Chen Hui, Tan Chao, Lin Zan
Key Lab of Process Analysis and Control of Sichuan Universities, Yibin University, Yibin, Sichuan 644000, China; Hospital, Yibin University, Yibin, Sichuan 644000, China.
Key Lab of Process Analysis and Control of Sichuan Universities, Yibin University, Yibin, Sichuan 644000, China.
Spectrochim Acta A Mol Biomol Spectrosc. 2024 Jan 5;304:123315. doi: 10.1016/j.saa.2023.123315. Epub 2023 Sep 1.
Ginseng is a well-known traditional herbal medicine and the ginseng available on the market may not actually be produced in a certain place as claimed. Traditional methods of identifying the geographical origin of Ginseng are subjective, time-consuming or destructive. A more efficient approach is desirable. The feasibility of combining near-infrared (NIR) spectroscopy with ensemble learning for discriminating ginseng producing area was explored. A total of 270 samples were collected and evenly partitioned into the training and test sets. Random subspace ensemble (RSE) that uses linear discriminant classifier (LDA) as weak learner (abbreviated RSE-LDA) was used to construct predictive models. Two parameters including the size of subspace and the number of learners in ensemble were optimized. Classic partial least algorithm (PLS) was applied to build the reference model. The sensitivity, specificity, and total accuracy of final RSE-LDA and PLS models were 97.8 %, 100 %, 99.3 %, and 93.3 %, 96.7 %, 95.6 %, respectively. In order to study the impact of training set composition on the results, the samples were randomly divided 200 times and the algorithm was run repeatedly to statistically analyze the sensitivity and specificity on the test set. Similar results were obtained. The effect of training set size was also investigated. It indicates that the combination of NIR spectroscopy with the RSE algorithm is a potential tool of discriminating the origin of Ginseng.

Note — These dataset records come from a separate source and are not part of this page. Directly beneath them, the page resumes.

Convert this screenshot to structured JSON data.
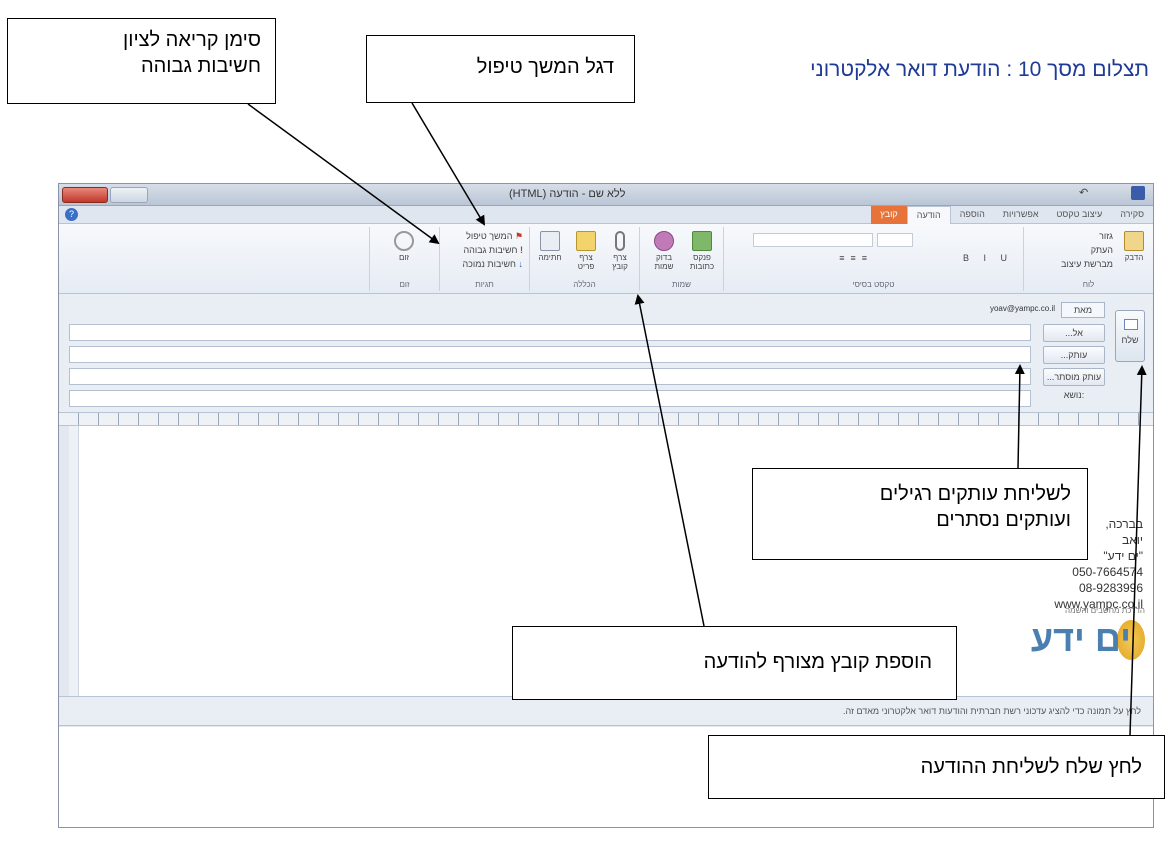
{
  "caption": "תצלום מסך 10 : הודעת דואר אלקטרוני",
  "callouts": {
    "high_importance": [
      "סימן קריאה לציון",
      "חשיבות גבוהה"
    ],
    "follow_up_flag": "דגל המשך טיפול",
    "cc_bcc": [
      "לשליחת עותקים רגילים",
      "ועותקים נסתרים"
    ],
    "attach_file": "הוספת קובץ מצורף להודעה",
    "send": "לחץ שלח לשליחת ההודעה"
  },
  "window": {
    "title": "ללא שם - הודעה (HTML)"
  },
  "ribbon_tabs": [
    "קובץ",
    "הודעה",
    "הוספה",
    "אפשרויות",
    "עיצוב טקסט",
    "סקירה"
  ],
  "ribbon": {
    "clipboard_label": "לוח",
    "paste": "הדבק",
    "cut": "גזור",
    "copy": "העתק",
    "format_painter": "מברשת עיצוב",
    "basic_text_label": "טקסט בסיסי",
    "names_label": "שמות",
    "address_book": "פנקס כתובות",
    "check_names": "בדוק שמות",
    "include_label": "הכללה",
    "attach_file": "צרף קובץ",
    "attach_item": "צרף פריט",
    "signature": "חתימה",
    "tags_label": "תגיות",
    "follow_up": "המשך טיפול",
    "high_importance": "חשיבות גבוהה",
    "low_importance": "חשיבות נמוכה",
    "zoom_label": "זום",
    "zoom": "זום"
  },
  "header_fields": {
    "send": "שלח",
    "from": "מאת",
    "from_value": "yoav@yampc.co.il",
    "to": "אל...",
    "cc": "עותק...",
    "bcc": "עותק מוסתר...",
    "subject": "נושא:"
  },
  "signature_lines": [
    "בברכה,",
    "יואב",
    "\"ים ידע\"",
    "050-7664574",
    "08-9283996",
    "www.yampc.co.il"
  ],
  "logo": {
    "subtitle": "הדרכת מחשבים והשמה",
    "name": "ים ידע"
  },
  "people_pane_text": "לחץ על תמונה כדי להציג עדכוני רשת חברתית והודעות דואר אלקטרוני מאדם זה."
}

人参是一种著名的传统草药,市场上销售的人参可能并非如其所宣称的那样产自某地。传统的人参产地鉴别方法主观、耗时或具有破坏性。因此需要一种更有效的方法。本文探讨了将近红外(NIR)光谱与集成学习相结合用于鉴别人参产地的可行性。共收集了270个样本,并将其均匀地划分为训练集和测试集。使用以线性判别分类器(LDA)作为弱学习器的随机子空间集成(RSE)(简称为RSE-LDA)来构建预测模型。对包括子空间大小和集成中学习器数量在内的两个参数进行了优化。应用经典的偏最小二乘法(PLS)构建参考模型。最终RSE-LDA和PLS模型的灵敏度、特异性和总准确率分别为97.8%、100%、99.3%和93.3%、96.7%、95.6%。为了研究训练集组成对结果的影响,将样本随机划分200次并重复运行算法,以对测试集的灵敏度和特异性进行统计分析。得到了相似的结果。还研究了训练集大小的影响。结果表明,近红外光谱与RSE算法相结合是鉴别人参产地的一种潜在工具。